# Forces act upon the satellite

1. Dec 19, 2011

### Elmorshedy

I'm really confused I have learned at school that the satellite remains in it's orbit because it's in an equilibrium state due to Centripetal force and the gravitational force but how?
Doesn't the centripetal force and the the gravitational force both of them act toward the the earth?
And what is the role of the centrifugal force?

2. Dec 19, 2011

### SandeshPhy

Centrifugal force acts away the center(frugal meaning to flee) while centripetal force acts towards the center(petel means to seek).

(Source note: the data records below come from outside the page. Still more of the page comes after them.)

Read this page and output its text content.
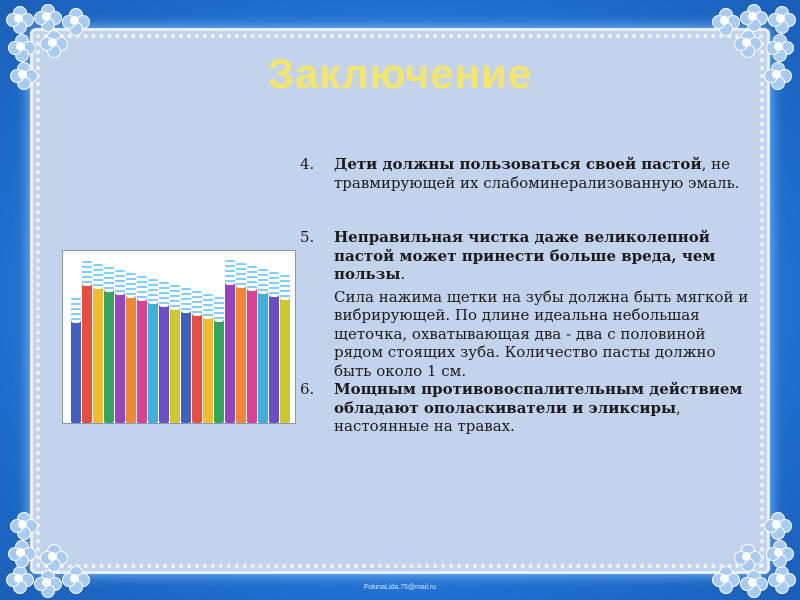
Заключение
4. Дети должны пользоваться своей пастой, не травмирующей их слабоминерализованную эмаль.
5. Неправильная чистка даже великолепной пастой может принести больше вреда, чем пользы.
Сила нажима щетки на зубы должна быть мягкой и вибрирующей. По длине идеальна небольшая щеточка, охватывающая два - два с половиной рядом стоящих зуба. Количество пасты должно быть около 1 см.
6. Мощным противовоспалительным действием обладают ополаскиватели и эликсиры, настоянные на травах.
FokinaLida.75@mail.ru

Centrifugal force is simply a pseudo force due to use of non inertial frame of reference

3. Dec 19, 2011

### Staff: Mentor

A satellite in orbit is accelerating centripetally--towards the center of the earth--and thus requires a centripetal force. Gravity provides that force. (A satellite is not in equilibrium--it's accelerating.)

4. Dec 21, 2011

### Tricks67

whats the difference between an inertial and non inertial frame of reference?>

5. Dec 21, 2011

### DrStupid

An inertial frame of reference complies with Newton's laws of motion. This is the case for a non rotating system where the satellite orbits earth. The gravitational force between satellite and Earth is consistent with all three laws. In a rotating frame of reference the first two laws would be violated because the satellite is at rest even though the gravitational force is acting on it. If you assume the first two laws to be fulfilled you will get pseudo forces (e.g. centrifugal force) violating the third law.

6. Dec 21, 2011

### D H

Staff Emeritus
For now, I'll consider just circular orbits. Kinematics tells us there must be some net force acting on the satellite that is directed radially inward: A centripetal force. Kinematics doesn't say anything about the source of the centripetal force that causes uniform circular motion. A rock tied to a string that is swung around in a circle, a train running on a circular track, a satellite in circular orbit: As far as kinematics is concerned, these are all uniform circular motion.

It is dynamics that explains the source of the force that causes the uniform circular motion. From kinematics, we can derive the magnitude of the centripetal force. The dynamical considerations must necessarily yield the exact same force. So in a sense, this is a "balance" -- but not in the context of Newton's third law. In the case of the orbiting satellite, kinematics says the centripetal force is $mv^2/r$ while Newton's law of gravitation says the gravitational force is $GMm/r^2$. Equating these requires that $v^2=GM/r$. What if the dynamics say the force is something else? For example, what if the satellite is moving at some velocity other than the circular orbit velocity?

The answer is simple: You don't get a circular orbit. The satellite instead follows an ellipse, or a parabola, or a hyperbola. Explaining orbits in terms of centripetal force only works in the case of circular orbits. Circular orbits are nice fictions that make the behavior a bit easier to understand. In nature, there is no such thing as a perfectly circular orbit. Deviate one iota from the circular orbit conditions and you no longer have a circular orbit. You still do have an orbit, however. It's just not circular.

In terms of looking at things from the perspective of an inertial frame of reference, there is no such role. There is no centrifugal force in an inertial frame.